On 5/17/2011 3:49 PM, Mariano Aliaga wrote:
On Tue, May 17, 2011 at 5:32 PM, Wietse Venema<wie...@porcupine.org>  wrote:
Mariano Aliaga:
Hi,
    I'm currently running a Postfix (2.7.1) + Amavisd-new server. I
think it's been somehow comprimised, because I'm seeing spams being
originated from localhost, and as 127.0.0.1 is listed on mynetworks,
it is accepted and sent to amavis which sometimes stops it, and
sometimes not.
    My questions are:

    1) Is there a way I can find the "process" or origin from these mails?

All OS distributions:

# lsof -ni | grep 127.0.0.1

With some OSes, the netstat command will report the PID.

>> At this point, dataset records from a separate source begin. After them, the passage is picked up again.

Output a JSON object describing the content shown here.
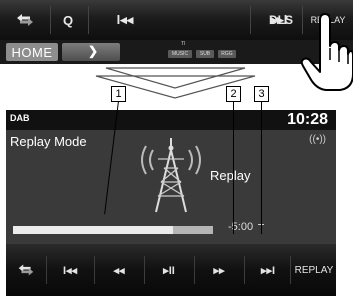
{
  "top_screen": {
    "buttons": [
      {
        "id": "mode",
        "label": "",
        "icon": "swap-arrows-icon"
      },
      {
        "id": "search",
        "label": "Q",
        "icon": "search-icon"
      },
      {
        "id": "prev",
        "label": "I◂◂",
        "icon": "skip-previous-icon"
      },
      {
        "id": "next",
        "label": "▸▸I",
        "icon": "skip-next-icon"
      },
      {
        "id": "dls",
        "label": "DLS"
      },
      {
        "id": "replay",
        "label": "REPLAY"
      }
    ],
    "home_label": "HOME",
    "next_page_symbol": "❯",
    "ti_label": "TI",
    "chips": [
      "MUSIC",
      "SUB",
      "RGG"
    ]
  },
  "callouts": [
    "1",
    "2",
    "3"
  ],
  "main_screen": {
    "source": "DAB",
    "clock": "10:28",
    "mode_text": "Replay Mode",
    "signal_icon": "((•))",
    "replay_text": "Replay",
    "time_text": "-5:00",
    "progress": 0.8,
    "bottom_buttons": [
      {
        "id": "mode",
        "label": "",
        "icon": "swap-arrows-icon"
      },
      {
        "id": "prev-track",
        "label": "I◂◂",
        "icon": "skip-previous-icon"
      },
      {
        "id": "rewind",
        "label": "◂◂",
        "icon": "rewind-icon"
      },
      {
        "id": "play-pause",
        "label": "▸II",
        "icon": "play-pause-icon"
      },
      {
        "id": "fast-forward",
        "label": "▸▸",
        "icon": "fast-forward-icon"
      },
      {
        "id": "next-track",
        "label": "▸▸I",
        "icon": "skip-next-icon"
      },
      {
        "id": "replay",
        "label": "REPLAY"
      }
    ]
  }
}
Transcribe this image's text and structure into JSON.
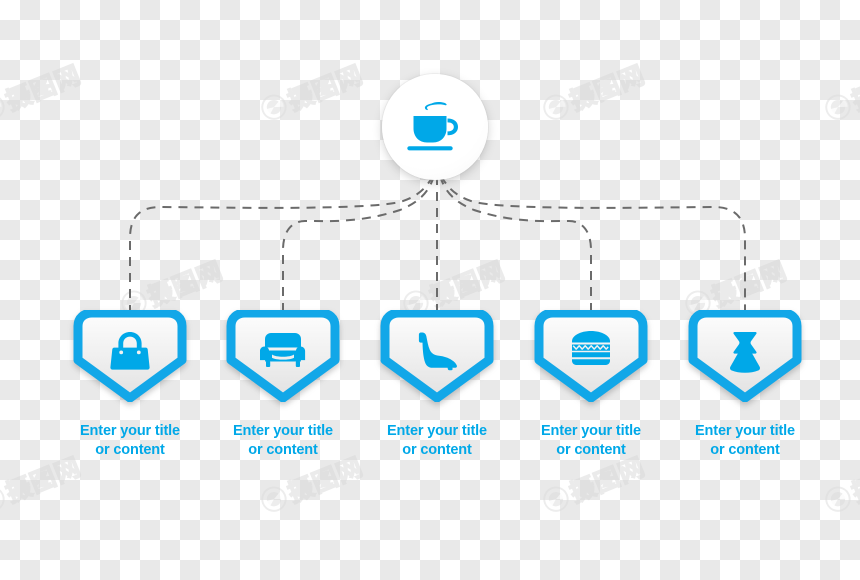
{
  "theme": {
    "accent": "#00a8e8",
    "accent_dark": "#0a9ee0",
    "line_color": "#6b6b6b",
    "shield_fill_top": "#fdfdfd",
    "shield_fill_bottom": "#e2e2e2",
    "circle_fill": "#ffffff",
    "checker_light": "#ffffff",
    "checker_dark": "#e9e9e9",
    "watermark_color": "#d8d8d8"
  },
  "diagram": {
    "type": "hierarchy-tree",
    "title": "",
    "root": {
      "icon": "coffee-cup-icon",
      "label": ""
    },
    "branch_count": 5,
    "nodes": [
      {
        "icon": "handbag-icon",
        "title_line1": "Enter your title",
        "title_line2": "or content"
      },
      {
        "icon": "armchair-icon",
        "title_line1": "Enter your title",
        "title_line2": "or content"
      },
      {
        "icon": "high-heel-shoe-icon",
        "title_line1": "Enter your title",
        "title_line2": "or content"
      },
      {
        "icon": "hamburger-icon",
        "title_line1": "Enter your title",
        "title_line2": "or content"
      },
      {
        "icon": "dress-icon",
        "title_line1": "Enter your title",
        "title_line2": "or content"
      }
    ]
  },
  "watermark": {
    "text": "摄图网",
    "logo": "camera-aperture-icon"
  }
}
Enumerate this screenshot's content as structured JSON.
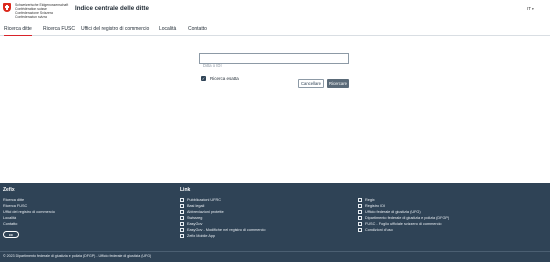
{
  "header": {
    "confederation_lines": [
      "Schweizerische Eidgenossenschaft",
      "Confédération suisse",
      "Confederazione Svizzera",
      "Confederaziun svizra"
    ],
    "app_title": "Indice centrale delle ditte",
    "language": "IT"
  },
  "tabs": [
    {
      "label": "Ricerca ditte"
    },
    {
      "label": "Ricerca FUSC"
    },
    {
      "label": "Uffici del registro di commercio"
    },
    {
      "label": "Località"
    },
    {
      "label": "Contatto"
    }
  ],
  "search": {
    "value": "",
    "placeholder": "Ditta o IDI",
    "exact_label": "Ricerca esatta",
    "exact_checked": true,
    "clear_label": "Cancellare",
    "search_label": "Ricercare"
  },
  "footer": {
    "zefix_heading": "Zefix",
    "zefix_links": [
      "Ricerca ditte",
      "Ricerca FUSC",
      "Uffici del registro di commercio",
      "Località",
      "Contatto"
    ],
    "cc_label": "cc",
    "link_heading": "Link",
    "links_col1": [
      "Pubblicazioni UFRC",
      "Basi legali",
      "Abbreviazioni protette",
      "Swissreg",
      "EasyGov",
      "EasyGov - Modifiche nel registro di commercio",
      "Zefix Mobile App"
    ],
    "links_col2": [
      "Regix",
      "Registro IDI",
      "Ufficio federale di giustizia (UFG)",
      "Dipartimento federale di giustizia e polizia (DFGP)",
      "FUSC - Foglio ufficiale svizzero di commercio",
      "Condizioni d'uso"
    ],
    "copyright": "© 2023 Dipartimento federale di giustizia e polizia (DFGP) - Ufficio federale di giustizia (UFG)"
  },
  "colors": {
    "accent_red": "#d8232a",
    "footer_bg": "#2f4356",
    "primary_button": "#5a6a78"
  }
}
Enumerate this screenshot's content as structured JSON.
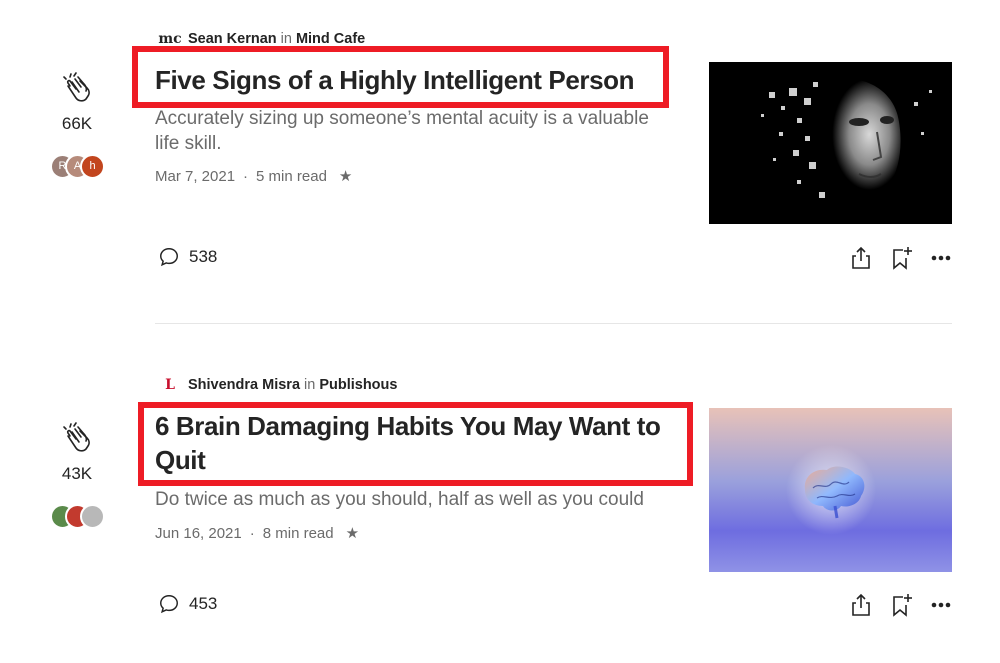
{
  "articles": [
    {
      "author": "Sean Kernan",
      "in_word": "in",
      "publication": "Mind Cafe",
      "publication_logo": "mc",
      "title": "Five Signs of a Highly Intelligent Person",
      "subtitle": "Accurately sizing up someone’s mental acuity is a valuable life skill.",
      "date": "Mar 7, 2021",
      "separator": "·",
      "read_time": "5 min read",
      "claps": "66K",
      "responses": "538",
      "avatar_initials": [
        "R",
        "A",
        "h"
      ],
      "thumbnail_icon": "pixelated-face-image"
    },
    {
      "author": "Shivendra Misra",
      "in_word": "in",
      "publication": "Publishous",
      "publication_logo": "L",
      "title": "6 Brain Damaging Habits You May Want to Quit",
      "subtitle": "Do twice as much as you should, half as well as you could",
      "date": "Jun 16, 2021",
      "separator": "·",
      "read_time": "8 min read",
      "claps": "43K",
      "responses": "453",
      "avatar_initials": [
        "",
        "",
        ""
      ],
      "thumbnail_icon": "glowing-brain-image"
    }
  ],
  "colors": {
    "highlight_box": "#ee1c25",
    "text_primary": "#242424",
    "text_secondary": "#6b6b6b"
  },
  "icons": {
    "clap": "clap-icon",
    "response": "speech-bubble-icon",
    "share": "share-icon",
    "bookmark": "bookmark-add-icon",
    "more": "more-dots-icon",
    "star": "★"
  }
}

# netstat -nap | grep 127.0.0.1

        Wietse


Thank you for your fast reply!

I've tried those, but the problem is that this happens 5 to 10 times a
day, and just for a few seconds, so it's difficult to get it at the
rignt time. I was thinking more of a debug option that could give me a
clue, but increased debug for localhost and didn't get more useful
info.


The usual suspects are:

- these are not really generated from your machine, but rather bounces of undeliverable mail you've previously accepted. Don't accept mail you can't or won't deliver.

- an insecure web script is being exploited.

See more on both these subjects in the list archive.

If you're only seeing a handful per day, my guess is these are bounces. Usually exploits result in tens of thousands or more spams sent.

You can show postfix log entries here if you need more information on what they mean.